I'd like a jQuery expert in their own words to explain why the $(document) identifier is recommended by others for jQuery's on() statement vs just using an element itself
Example 1: Why is using $(document) here better then Example #2?
$(document).on("click", ".areaCodeList a", function(){
// do stuff
});
Example 2: Why is using the element this way considering not good practice compared to Example 1?
$(".areaCodeList a").on("click", function(){
// do stuff
});
The on() is an inbuilt method in jQuery which is used to attach one or more event handlers for the selected elements and child elements in the DOM tree.
The value of this inside a click event is a DOM element (the one that was clicked). Using $(this) converts it to a jQuery object. DOM elements do not have a hide() methods, but jQuery adds that and many other methods you can then call.
jQuery makes it straightforward to set up event-driven responses on page elements. These events are often triggered by the end user's interaction with the page, such as when text is entered into a form element or the mouse pointer is moved.

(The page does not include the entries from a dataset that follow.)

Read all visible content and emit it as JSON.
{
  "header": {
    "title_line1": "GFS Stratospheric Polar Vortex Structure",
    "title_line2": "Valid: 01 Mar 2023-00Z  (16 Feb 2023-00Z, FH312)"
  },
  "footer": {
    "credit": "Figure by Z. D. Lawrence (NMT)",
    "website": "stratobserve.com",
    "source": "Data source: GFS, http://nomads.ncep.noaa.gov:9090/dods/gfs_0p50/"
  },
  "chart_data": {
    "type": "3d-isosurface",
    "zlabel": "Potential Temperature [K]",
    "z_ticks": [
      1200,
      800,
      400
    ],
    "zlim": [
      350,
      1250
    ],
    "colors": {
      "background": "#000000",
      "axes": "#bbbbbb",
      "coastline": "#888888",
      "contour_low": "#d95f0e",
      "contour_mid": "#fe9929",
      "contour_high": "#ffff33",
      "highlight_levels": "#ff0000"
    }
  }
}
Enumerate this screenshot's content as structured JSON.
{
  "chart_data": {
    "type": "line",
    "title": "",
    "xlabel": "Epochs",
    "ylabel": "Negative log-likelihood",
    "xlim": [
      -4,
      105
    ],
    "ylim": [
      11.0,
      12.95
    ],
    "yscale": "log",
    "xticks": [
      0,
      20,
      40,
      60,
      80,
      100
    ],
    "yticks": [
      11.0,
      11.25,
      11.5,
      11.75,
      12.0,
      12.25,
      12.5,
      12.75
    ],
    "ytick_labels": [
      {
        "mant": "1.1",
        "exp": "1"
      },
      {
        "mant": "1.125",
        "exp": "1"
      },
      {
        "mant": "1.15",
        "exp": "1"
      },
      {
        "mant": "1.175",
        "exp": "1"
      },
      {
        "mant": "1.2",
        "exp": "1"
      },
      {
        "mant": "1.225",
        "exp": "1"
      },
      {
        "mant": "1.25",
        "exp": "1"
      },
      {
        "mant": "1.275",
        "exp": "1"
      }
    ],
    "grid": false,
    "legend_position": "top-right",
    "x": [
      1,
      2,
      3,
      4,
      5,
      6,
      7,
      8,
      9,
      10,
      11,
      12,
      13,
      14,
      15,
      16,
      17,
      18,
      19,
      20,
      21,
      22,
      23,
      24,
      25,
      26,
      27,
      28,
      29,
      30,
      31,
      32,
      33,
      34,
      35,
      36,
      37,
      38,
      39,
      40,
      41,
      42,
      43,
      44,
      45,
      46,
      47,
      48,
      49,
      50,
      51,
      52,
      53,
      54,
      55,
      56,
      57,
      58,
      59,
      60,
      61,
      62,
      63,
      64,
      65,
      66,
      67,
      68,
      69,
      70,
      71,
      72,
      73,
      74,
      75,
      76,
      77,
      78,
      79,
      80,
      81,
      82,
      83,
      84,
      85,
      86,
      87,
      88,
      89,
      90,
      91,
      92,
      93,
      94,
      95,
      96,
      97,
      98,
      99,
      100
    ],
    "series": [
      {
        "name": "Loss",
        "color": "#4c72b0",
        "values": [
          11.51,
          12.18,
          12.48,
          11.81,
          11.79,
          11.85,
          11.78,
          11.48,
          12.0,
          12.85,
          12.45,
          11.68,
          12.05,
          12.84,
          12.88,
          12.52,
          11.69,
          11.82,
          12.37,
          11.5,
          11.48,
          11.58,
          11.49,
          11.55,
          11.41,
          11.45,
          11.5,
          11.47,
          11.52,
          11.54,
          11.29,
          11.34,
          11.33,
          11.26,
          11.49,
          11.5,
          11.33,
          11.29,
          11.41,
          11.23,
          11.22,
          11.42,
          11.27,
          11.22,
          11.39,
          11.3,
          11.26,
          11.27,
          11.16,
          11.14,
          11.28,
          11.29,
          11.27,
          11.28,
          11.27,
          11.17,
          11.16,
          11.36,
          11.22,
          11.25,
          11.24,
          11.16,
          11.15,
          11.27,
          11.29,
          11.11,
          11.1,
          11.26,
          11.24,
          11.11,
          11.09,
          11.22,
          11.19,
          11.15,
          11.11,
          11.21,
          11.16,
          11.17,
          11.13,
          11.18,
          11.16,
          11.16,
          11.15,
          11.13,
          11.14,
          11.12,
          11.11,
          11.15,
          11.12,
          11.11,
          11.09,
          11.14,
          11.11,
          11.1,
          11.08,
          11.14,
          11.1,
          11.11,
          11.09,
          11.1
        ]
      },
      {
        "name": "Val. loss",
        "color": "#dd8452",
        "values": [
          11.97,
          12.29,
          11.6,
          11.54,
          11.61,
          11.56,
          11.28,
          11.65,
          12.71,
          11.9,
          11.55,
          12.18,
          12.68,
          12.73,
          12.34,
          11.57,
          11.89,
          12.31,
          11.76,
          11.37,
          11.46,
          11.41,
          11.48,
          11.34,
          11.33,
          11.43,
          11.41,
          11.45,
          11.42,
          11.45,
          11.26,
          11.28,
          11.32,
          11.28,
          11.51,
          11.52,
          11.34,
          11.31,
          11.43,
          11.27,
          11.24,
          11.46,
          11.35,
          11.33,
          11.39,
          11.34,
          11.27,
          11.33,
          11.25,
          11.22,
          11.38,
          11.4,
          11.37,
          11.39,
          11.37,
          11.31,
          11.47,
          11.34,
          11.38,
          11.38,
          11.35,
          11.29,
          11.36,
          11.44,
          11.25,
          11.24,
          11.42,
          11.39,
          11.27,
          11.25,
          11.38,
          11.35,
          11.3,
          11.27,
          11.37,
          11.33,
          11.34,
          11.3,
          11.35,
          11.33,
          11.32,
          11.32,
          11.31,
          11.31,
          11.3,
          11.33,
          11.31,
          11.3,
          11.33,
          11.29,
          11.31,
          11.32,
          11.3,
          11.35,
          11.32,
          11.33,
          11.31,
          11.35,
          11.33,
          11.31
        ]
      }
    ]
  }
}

bind() method is used for attaching an event handler directly to elements. Handlers are attached to the currently selected elements in the jQuery object, so those elements must exist at the point the call to . bind() occurs.
Both of those are valid.
The former works for dynamically added elements. You use document
because you're delegating events on children of the document object, so events bubble up to the document level. It's also more convenient to select the closest parent you can (and the parent must exist on the page at load).
The latter still works, and is a preferred way to simply bind events to specific elements.
I personally don't recommend delegating through the document
object, but rather the closest parent that exists on page load.
Here are the docs for on()
.
This is not true.
Those two lines do totally two different things.
The first one is a delegate event with the selector of ".areaCodeList a"
while the second line is an event attached to the ".areaCodeList a"
elements.
A delegate event will fire to every ".areaCodeList a"
element although it was in the DOM when that line executed.
Anyway, attaching delegate events to the document
isn't recommended at all. as written in the live
docs:
Since all .live() events are attached at the document element, events take the longest and slowest possible path before they are handled
Please read the on
docs:
Event handlers are bound only to the currently selected elements; they must exist on the page at the time your code makes the call to .on(). To ensure the elements are present and can be selected, perform event binding inside a document ready handler for elements that are in the HTML markup on the page. If new HTML is being injected into the page, select the elements and attach event handlers after the new HTML is placed into the page. Or, use delegated events to attach an event handler, as described next.
Delegated events have the advantage that they can process events from descendant elements that are added to the document at a later time. By picking an element that is guaranteed to be present at the time the delegated event handler is attached, you can use delegated events to avoid the need to frequently attach and remove event handlers. This element could be the container element of a view in a Model-View-Controller design, for example, or document if the event handler wants to monitor all bubbling events in the document. The document element is available in the head of the document before loading any other HTML, so it is safe to attach events there without waiting for the document to be ready.